Fenomena tentang psikopat ini memang selalu bikin penasaran, dan kadang bikin merinding. Di film atau serial, kita sering disuguhi sosok psikopat yang tatapannya dingin, menusuk, dan bikin bulu kuduk berdiri. Makanya, tak sedikit dari kita yang otomatis merasa bisa nge-detect kalau ada gelagat aneh dari sorot mata seseorang. Tapi benarkah sains mendukung klaim populer ini? Mari kita ngintip sedikit apa kata penelitian.
Benarkah Bisa Membaca Psikopat dari Mata?
Sebelum jauh-jauh membahas soal mata, ada baiknya kita pahami dulu sedikit tentang psikopat ini. Dalam kacamata awam, psikopat sering digambarkan sebagai individu yang sama sekali tidak punya perasaan, alias batu. Mereka sering digambarkan sebagai sosok yang egois, antisosial, dan yang paling horor, tidak punya rasa penyesalan atau empati. Bayangkan saja, bagaimana rasanya hidup tanpa bisa merasakan kesedihan atau penderitaan orang lain? Pasti ngeri, kan? Konon, kondisi ini seringkali berakar dari masalah emosional di masa kecil, seperti kurangnya kasih sayang atau penolakan.
Nah, dari situlah muncul pertanyaan besar, kalau mereka memang 'beda', apa perbedaannya juga tercermin secara fisik, khususnya di mata? Kita semua tahu, mata itu organ yang rumit. Selain buat melihat, pupil mata juga secara otomatis bereaksi terhadap emosi. Misalnya, kalau kita kaget atau takut, pupil kita cenderung membesar. Ini semacam respons alami tubuh yang siap siaga. Tapi, bagaimana kalau seseorang memang 'dirancang' tanpa kemampuan merespons emosi seperti itu?
Baca juga:Â Ketenangan Hati dan Jiwa, Barang Langka di Zaman Bising Ini?
Studi Ilmiah Membongkar Rahasia Pupil yang 'Beda Sendiri'
Ternyata, para ilmuwan juga penasaran banget soal ini. Ada beberapa penelitian yang mencoba menguak misteri di balik tatapan mata individu dengan ciri-ciri psikopati. Salah satu temuan yang cukup menarik adalah soal respons pupil mata.
Dilansir dari Babel Insight, ada sebuah studi menarik dari Universitas Cardiff dan Swansea di tahun 2018 yang meneliti para pria dengan gangguan mental, termasuk mereka yang punya ciri-ciri psikopati. Hasilnya cukup mengejutkan! Ketika orang pada umumnya melihat gambar atau mendengar suara yang memicu rasa takut atau ancaman, pupil mata mereka akan membesar. Ini adalah respons fisiologis tubuh yang normal, semacam alarm otomatis.
Namun, mengacu pada studi yang juga dikutip oleh CNBC Indonesia, pupil mata individu dengan ciri psikopati justru menunjukkan reaksi yang berkurang, atau bahkan tidak ada perubahan sama sekali, saat diperlihatkan stimulus yang menakutkan. Bayangkan, melihat gambar yang bikin orang lain jerit ketakutan, tapi pupil mereka tetap anteng-anteng saja. Ini bukan berarti mereka berani, tapi lebih ke arah ketidakmampuan sistem saraf mereka untuk merespons emosi negatif seperti ketakutan atau ancaman.

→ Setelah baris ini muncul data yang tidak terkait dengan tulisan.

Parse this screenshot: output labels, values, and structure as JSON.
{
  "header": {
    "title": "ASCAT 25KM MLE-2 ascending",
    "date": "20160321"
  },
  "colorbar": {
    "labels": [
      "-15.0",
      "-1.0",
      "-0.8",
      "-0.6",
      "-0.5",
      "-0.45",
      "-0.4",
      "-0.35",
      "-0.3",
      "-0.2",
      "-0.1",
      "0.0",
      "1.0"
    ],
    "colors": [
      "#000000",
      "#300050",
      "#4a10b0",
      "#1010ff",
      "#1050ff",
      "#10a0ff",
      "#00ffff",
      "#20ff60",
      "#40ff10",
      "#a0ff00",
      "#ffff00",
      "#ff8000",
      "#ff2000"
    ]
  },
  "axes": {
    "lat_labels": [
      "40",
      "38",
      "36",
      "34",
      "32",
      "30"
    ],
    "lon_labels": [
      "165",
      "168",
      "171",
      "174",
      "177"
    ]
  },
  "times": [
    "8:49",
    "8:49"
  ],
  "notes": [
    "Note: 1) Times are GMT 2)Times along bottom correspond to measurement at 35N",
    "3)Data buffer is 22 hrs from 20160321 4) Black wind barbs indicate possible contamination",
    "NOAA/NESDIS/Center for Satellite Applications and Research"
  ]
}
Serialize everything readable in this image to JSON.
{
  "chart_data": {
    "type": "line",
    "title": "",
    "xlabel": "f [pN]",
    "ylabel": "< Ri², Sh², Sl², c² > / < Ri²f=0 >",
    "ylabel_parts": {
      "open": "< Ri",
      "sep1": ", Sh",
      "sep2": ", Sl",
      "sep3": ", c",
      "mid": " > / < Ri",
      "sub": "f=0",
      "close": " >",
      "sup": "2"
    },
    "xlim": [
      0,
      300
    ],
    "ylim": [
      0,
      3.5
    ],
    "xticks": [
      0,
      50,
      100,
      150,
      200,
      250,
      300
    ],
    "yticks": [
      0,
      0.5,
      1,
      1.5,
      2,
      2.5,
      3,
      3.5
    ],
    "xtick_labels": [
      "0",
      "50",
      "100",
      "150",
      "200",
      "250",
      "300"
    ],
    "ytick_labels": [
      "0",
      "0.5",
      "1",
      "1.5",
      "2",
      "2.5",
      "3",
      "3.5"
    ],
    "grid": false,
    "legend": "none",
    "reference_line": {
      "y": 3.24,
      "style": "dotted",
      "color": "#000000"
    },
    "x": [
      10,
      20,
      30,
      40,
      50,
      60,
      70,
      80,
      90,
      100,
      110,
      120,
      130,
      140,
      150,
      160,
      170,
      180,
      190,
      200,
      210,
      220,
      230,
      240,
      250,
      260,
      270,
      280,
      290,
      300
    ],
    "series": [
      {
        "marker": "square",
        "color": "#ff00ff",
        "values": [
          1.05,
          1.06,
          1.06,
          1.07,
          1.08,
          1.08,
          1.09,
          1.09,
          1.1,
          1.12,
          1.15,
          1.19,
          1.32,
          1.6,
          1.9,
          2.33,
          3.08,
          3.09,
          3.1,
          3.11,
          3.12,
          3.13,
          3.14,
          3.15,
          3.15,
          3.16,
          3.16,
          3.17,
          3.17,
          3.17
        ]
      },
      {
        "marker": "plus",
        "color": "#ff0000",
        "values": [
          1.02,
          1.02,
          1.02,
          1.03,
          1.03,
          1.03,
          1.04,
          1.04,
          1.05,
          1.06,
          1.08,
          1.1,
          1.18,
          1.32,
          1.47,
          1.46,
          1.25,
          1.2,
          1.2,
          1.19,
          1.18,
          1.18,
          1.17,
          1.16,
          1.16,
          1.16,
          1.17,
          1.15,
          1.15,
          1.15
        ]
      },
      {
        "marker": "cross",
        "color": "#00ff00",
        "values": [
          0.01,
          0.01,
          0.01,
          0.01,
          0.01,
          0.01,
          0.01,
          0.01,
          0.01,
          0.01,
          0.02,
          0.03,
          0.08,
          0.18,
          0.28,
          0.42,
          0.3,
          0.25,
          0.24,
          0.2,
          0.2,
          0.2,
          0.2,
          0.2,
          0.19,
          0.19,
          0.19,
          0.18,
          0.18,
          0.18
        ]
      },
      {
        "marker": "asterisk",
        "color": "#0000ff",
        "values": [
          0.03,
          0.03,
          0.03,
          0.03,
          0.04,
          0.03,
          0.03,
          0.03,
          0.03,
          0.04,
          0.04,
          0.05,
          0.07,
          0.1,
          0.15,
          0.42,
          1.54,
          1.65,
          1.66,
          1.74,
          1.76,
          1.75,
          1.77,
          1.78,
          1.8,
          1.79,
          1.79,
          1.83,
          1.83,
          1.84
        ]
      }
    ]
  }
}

Implikasinya? Ini bisa jadi cerminan bahwa ada 'korsleting' di bagian otak yang mengatur emosi, seperti amigdala. Kalau seseorang tidak bisa merespons rasa takut atau ancaman pada level fisiologis, tentu saja mereka juga kesulitan merasakan empati atau penyesalan saat berbuat 'nakal'. Mereka tidak merasakan konsekuensi emosional yang sama seperti kita.
Tatapan Dingin dan Kontak Mata Penuh Taktik, Bukan Sekadar Mimik Biasa
Selain soal respons pupil, perilaku tatapan dan kontak mata juga punya ciri khasnya sendiri pada individu yang punya kecenderungan psikopati.

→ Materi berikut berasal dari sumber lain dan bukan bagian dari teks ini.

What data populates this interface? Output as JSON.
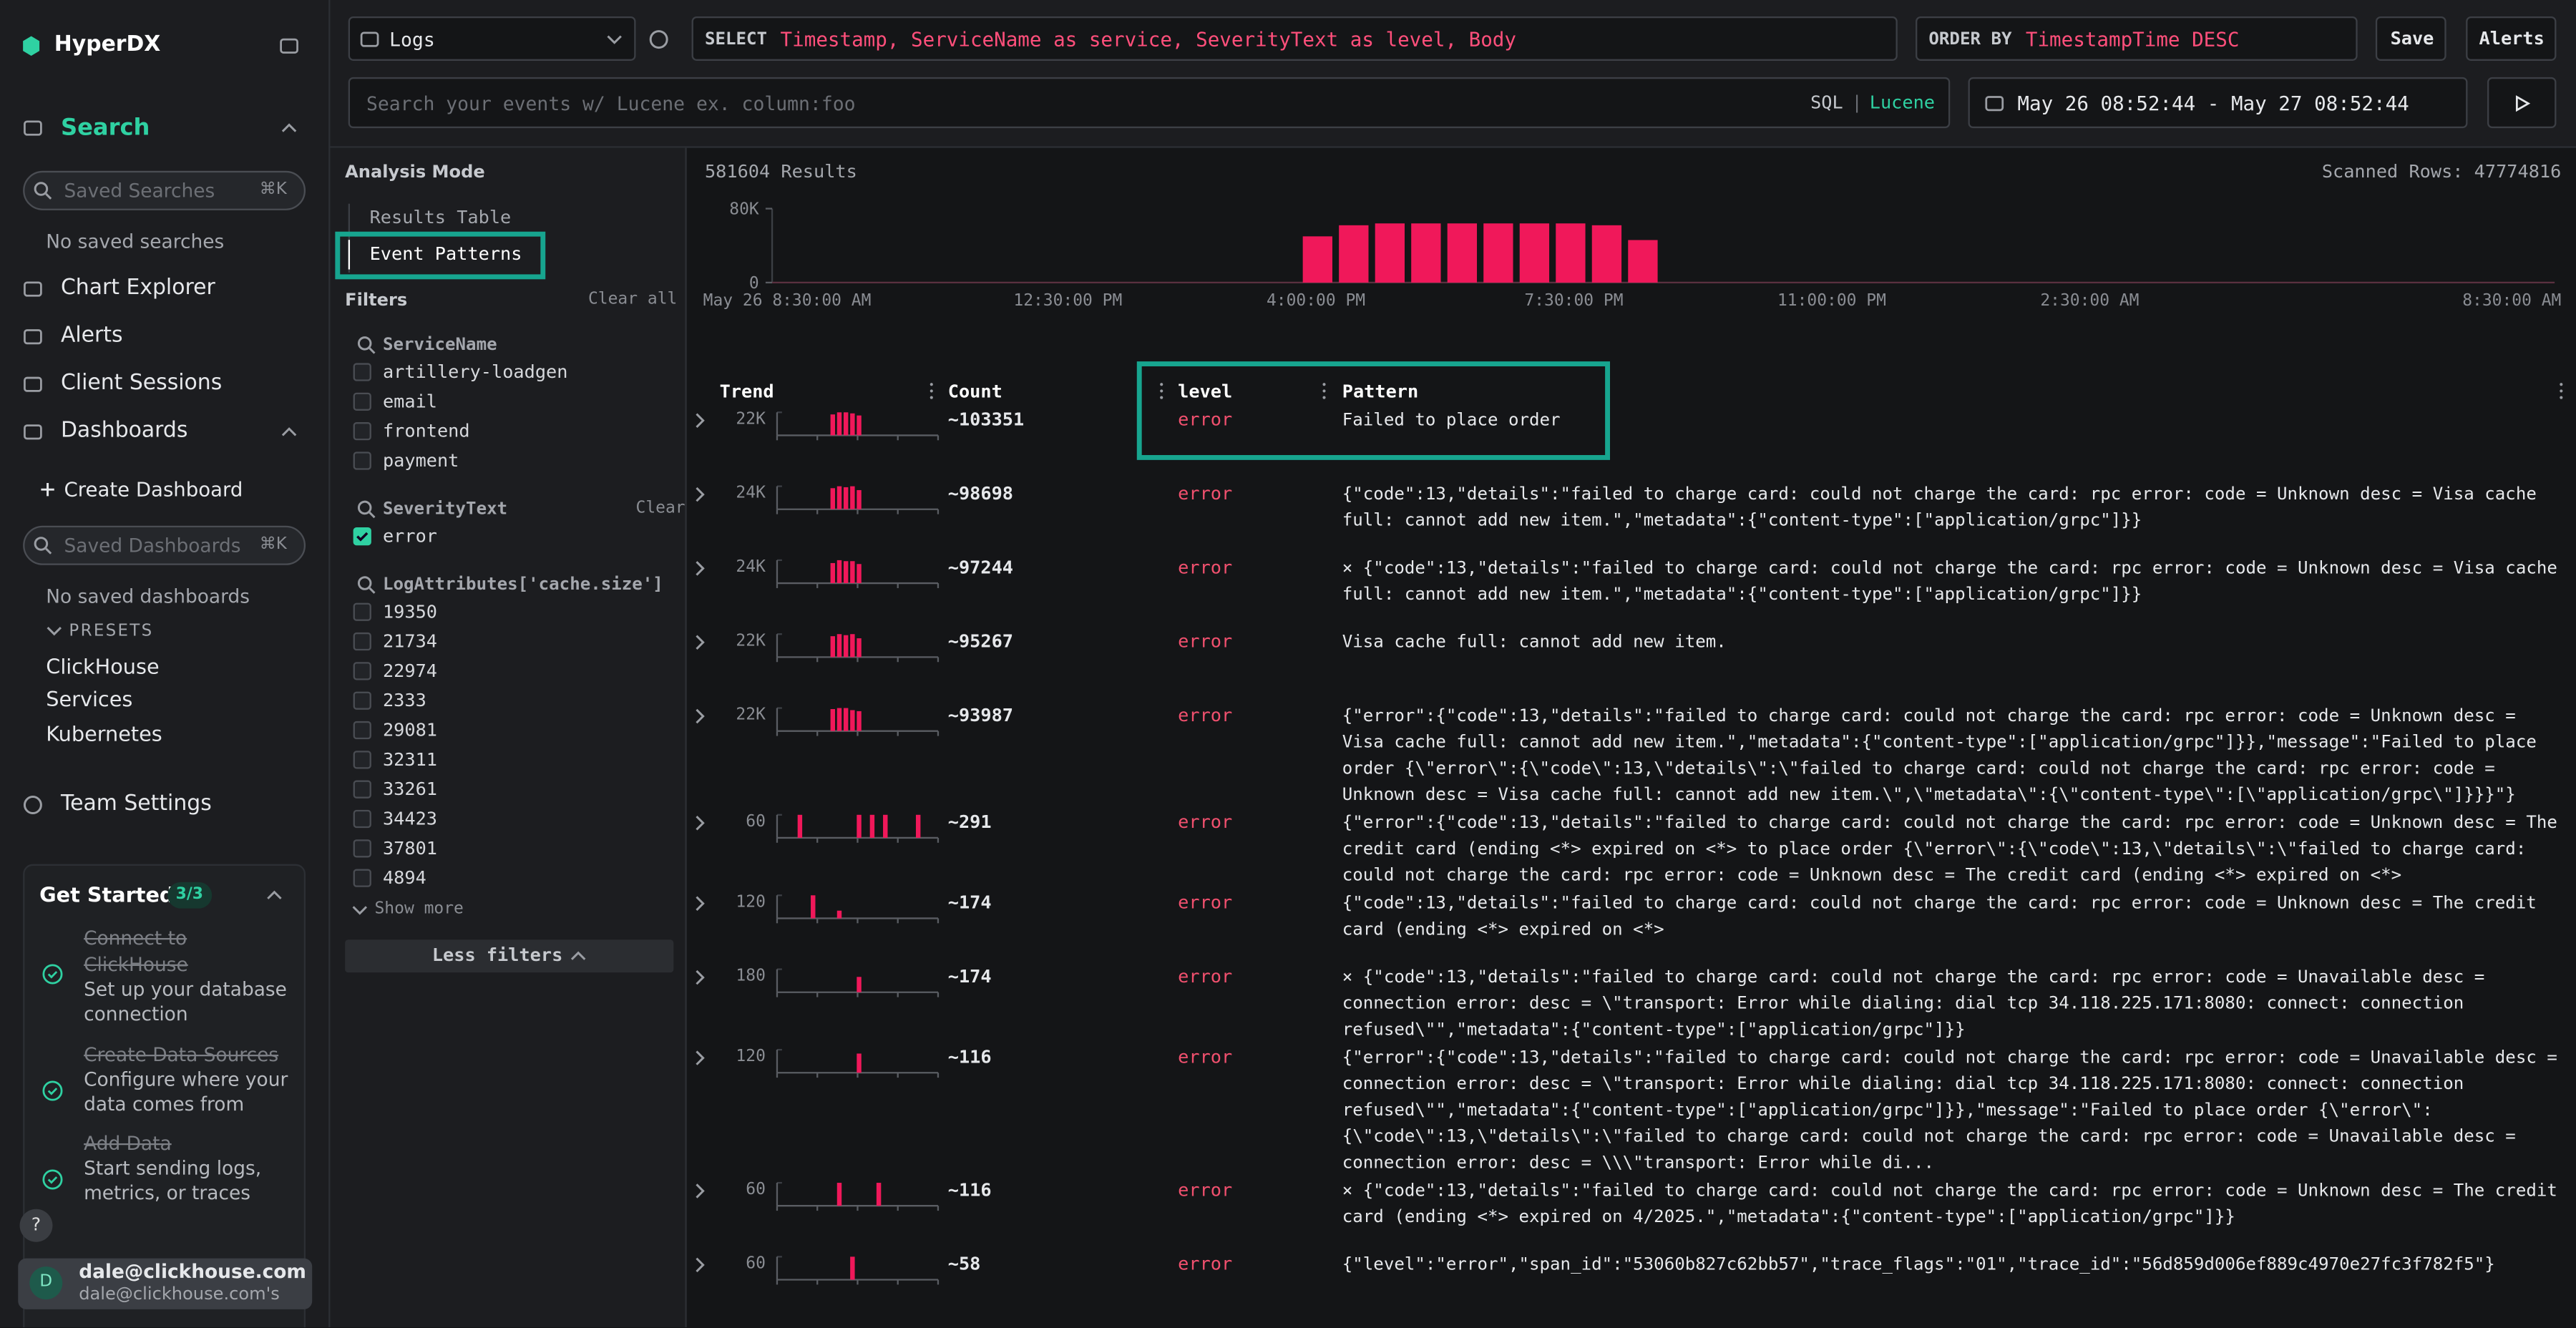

Dikutip dari CNN Indonesia, para peneliti juga mengamati bahwa individu dengan ciri psikopati cenderung melakukan lebih sedikit kontak mata dalam interaksi sosial. Kalaupun mereka melakukan kontak mata, itu seringkali terasa dingin dan kosong, seolah tidak ada jiwa di baliknya. Ini bukan seperti tatapan mata orang yang malu atau canggung, melainkan tatapan yang seolah tidak punya empati sama sekali. Bayangkan saja, bicara dengan seseorang tapi sorot matanya hampa, pasti bikin kita merasa aneh, kan?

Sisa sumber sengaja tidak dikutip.